I got to said establishment and pulled into a parking spot. I reversed out a little, with the intention of straightening and tidying the parking up. Nothing worse than being outside your polygon - there's no excuse. Anyway, as I was slowly reversing out, some pillock goes by at a ridiculously fast speed and honks his horn. He then pulls up a little further down and has the audacity to stick his head out of the window towards me and make, what can only be described as, a Shaw Taylor Police 5 'Keep 'Em Peeled' gesture with his fingers. (Ask your parents.)

He looked bigger than me so, even though I had really done nothing wrong, I kept my fingers to myself. This is Wembley. You can lose your fingers for just blinking at someone in a funny way.

It was then that the charade began. He parked up a little way down, but refused to get out of his car, instead opting to try and stare me out through his rear view mirror, knowing full well I'd have to pass his car to get into the gym. By this point, I'd got out, grabbed my gym bag from the boot and was about to make way towards my hour of sweat and tears. But I saw his eyes. They looked menacing.

So, I began to do what many of us must have done at some point. In order to buy some time, I acted as if I'd lost something. On the surface, I was pretending to look for my gym card. In my head, I was thinking 'You look like a wally'. I opened the boot and rooted around. Looked up - he was still staring. I went to the passenger door and looked in the glove compartment - beady eyes still on me. I leafed through my pockets, 'sighed'. He hadn't moved an inch.

Buying time had failed. Only one option left for delicate folk like me. I got back in my car and drove home. It was the only sensible thing to do. I'm a realist. I like my face as it is. The muscles can wait a day, I'm just glad I still have a pair of eyes that point forwards, ta very much.

Wednesday, 8 August 2007

Time is but a passing fad...

See, I take my eye off the clock and it's August already. My last blog update was at the end of May. That's atrocious.
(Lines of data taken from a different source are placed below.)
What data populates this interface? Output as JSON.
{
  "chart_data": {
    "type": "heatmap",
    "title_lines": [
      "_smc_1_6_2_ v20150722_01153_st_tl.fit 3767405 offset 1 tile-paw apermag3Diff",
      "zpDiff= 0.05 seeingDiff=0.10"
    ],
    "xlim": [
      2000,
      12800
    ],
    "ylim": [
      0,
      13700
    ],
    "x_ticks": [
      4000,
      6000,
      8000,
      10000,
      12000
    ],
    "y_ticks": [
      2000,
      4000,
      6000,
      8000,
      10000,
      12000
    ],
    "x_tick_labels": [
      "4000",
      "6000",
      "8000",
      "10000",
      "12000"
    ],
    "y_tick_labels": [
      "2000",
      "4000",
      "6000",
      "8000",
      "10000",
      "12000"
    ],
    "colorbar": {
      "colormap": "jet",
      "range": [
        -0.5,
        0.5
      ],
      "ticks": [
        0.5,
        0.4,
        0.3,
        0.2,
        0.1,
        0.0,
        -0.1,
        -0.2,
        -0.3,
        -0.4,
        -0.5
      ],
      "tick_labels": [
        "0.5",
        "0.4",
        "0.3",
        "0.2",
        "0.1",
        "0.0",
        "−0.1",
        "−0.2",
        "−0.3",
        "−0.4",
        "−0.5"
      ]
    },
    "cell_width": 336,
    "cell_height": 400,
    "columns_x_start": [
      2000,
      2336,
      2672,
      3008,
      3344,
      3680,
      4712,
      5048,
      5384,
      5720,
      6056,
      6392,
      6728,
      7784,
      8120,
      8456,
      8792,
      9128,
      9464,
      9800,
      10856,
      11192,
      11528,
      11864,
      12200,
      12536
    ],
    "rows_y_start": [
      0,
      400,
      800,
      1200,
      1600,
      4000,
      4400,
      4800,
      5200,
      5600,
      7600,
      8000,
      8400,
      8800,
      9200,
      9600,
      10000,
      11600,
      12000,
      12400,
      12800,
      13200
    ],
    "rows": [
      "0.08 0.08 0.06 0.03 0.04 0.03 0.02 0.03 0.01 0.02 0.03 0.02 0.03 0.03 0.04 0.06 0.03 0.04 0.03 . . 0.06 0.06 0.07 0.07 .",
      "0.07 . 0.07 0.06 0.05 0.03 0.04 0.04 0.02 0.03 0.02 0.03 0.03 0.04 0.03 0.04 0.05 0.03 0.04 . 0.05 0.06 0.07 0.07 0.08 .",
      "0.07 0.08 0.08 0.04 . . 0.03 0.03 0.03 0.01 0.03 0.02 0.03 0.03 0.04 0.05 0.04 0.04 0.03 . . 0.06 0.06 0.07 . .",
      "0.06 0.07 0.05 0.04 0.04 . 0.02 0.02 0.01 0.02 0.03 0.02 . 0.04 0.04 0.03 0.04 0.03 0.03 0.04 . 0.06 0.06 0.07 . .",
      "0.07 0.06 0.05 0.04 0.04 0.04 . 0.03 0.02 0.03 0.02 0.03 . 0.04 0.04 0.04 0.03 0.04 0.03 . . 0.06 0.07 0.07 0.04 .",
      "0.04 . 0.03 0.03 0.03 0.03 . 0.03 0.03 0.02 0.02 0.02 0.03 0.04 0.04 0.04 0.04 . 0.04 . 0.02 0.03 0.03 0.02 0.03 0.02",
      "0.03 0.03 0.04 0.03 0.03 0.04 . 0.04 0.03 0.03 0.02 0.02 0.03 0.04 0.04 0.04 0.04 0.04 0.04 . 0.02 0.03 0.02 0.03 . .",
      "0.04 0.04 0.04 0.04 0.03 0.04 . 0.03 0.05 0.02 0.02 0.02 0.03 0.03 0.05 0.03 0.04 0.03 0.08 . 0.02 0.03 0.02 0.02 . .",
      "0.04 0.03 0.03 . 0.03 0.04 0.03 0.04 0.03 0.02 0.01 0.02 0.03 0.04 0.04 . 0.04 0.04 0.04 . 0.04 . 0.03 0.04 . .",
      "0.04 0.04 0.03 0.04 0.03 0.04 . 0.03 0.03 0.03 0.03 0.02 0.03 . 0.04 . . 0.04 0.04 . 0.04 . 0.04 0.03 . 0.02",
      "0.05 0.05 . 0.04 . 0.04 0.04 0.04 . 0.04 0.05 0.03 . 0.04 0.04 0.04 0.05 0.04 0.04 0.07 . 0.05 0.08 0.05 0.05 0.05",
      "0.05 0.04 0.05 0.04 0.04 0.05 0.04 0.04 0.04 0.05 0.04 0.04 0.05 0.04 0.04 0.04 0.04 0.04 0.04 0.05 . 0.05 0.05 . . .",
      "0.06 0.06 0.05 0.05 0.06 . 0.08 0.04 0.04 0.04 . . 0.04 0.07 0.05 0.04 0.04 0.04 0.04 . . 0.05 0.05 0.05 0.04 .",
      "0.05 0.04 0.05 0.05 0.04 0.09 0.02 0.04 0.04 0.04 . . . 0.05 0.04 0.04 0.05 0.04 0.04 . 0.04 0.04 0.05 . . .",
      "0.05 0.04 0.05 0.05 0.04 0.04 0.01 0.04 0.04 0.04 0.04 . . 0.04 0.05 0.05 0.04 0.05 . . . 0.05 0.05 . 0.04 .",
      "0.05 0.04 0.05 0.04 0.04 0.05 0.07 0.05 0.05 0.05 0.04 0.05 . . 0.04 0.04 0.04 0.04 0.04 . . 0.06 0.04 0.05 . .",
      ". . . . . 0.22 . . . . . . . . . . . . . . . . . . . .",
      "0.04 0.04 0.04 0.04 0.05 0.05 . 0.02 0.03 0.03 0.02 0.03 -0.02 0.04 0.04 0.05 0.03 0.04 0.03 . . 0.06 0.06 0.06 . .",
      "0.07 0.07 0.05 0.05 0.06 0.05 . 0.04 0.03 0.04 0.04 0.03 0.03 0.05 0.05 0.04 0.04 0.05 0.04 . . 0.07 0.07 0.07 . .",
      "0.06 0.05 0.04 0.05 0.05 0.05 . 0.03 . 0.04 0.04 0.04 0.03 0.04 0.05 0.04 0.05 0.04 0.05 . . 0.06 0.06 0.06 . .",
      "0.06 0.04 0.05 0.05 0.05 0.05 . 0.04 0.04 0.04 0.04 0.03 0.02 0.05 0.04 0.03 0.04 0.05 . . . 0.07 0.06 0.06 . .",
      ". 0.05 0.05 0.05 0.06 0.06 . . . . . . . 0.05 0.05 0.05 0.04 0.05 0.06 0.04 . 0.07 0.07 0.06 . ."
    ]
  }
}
Although I must admit that a lot's happened during the intervening months. Work wise, my class received their Key Stage 2 SATs results and were, by and large, very pleased with themselves. And so they should be. They worked their socks off. Although it still seems some aren't happy. Alas, there will always be critics.

The kids performed their leavers performance, then waved goodbye to life at Primary School, taking their first steps along the long and winding road of adolescence and onto adulthood. Take your time, little ones, it's not as much fun as you think it is, when you finally get here...

As for me, my summer holidays are in full swing. Spent a few days in Cornwall last week. Never been before, but will certainly visit again. Being able to actually see the stars in the night sky was a real treat, as well as popping down to the beach for a spot of surfing as and when the need arose.

However, living there? Never. To me, the rolling green fields and lines of trees are all very well and good for a little visit, but I'm a city lad through and through. I like rude people around me. I like car fumes and noise. I like to sample the delights that international cuisine has to offer me simply by popping down to my local high street. I like to know that if I ever need a packet of Digestives at 3 in the morning, the Happy Shopper down the road will always be willing to serve me. I like broken slabs of pavement tiles - they add character. I like to be busy. I like to meet people from the farthest reaches of the planet on a single night out in Willesden. I like to play chicken with the buses. I like the dodgy London Underground system. I like being a part of the vast number of religious and international festivals that are celebrated here. I like to pay over the odds for anything and everything I buy. Well, maybe not the latter but that's the price you pay for the rest of it.

I'm probably in a minority, but I don't mind. Makes the feeling even more special.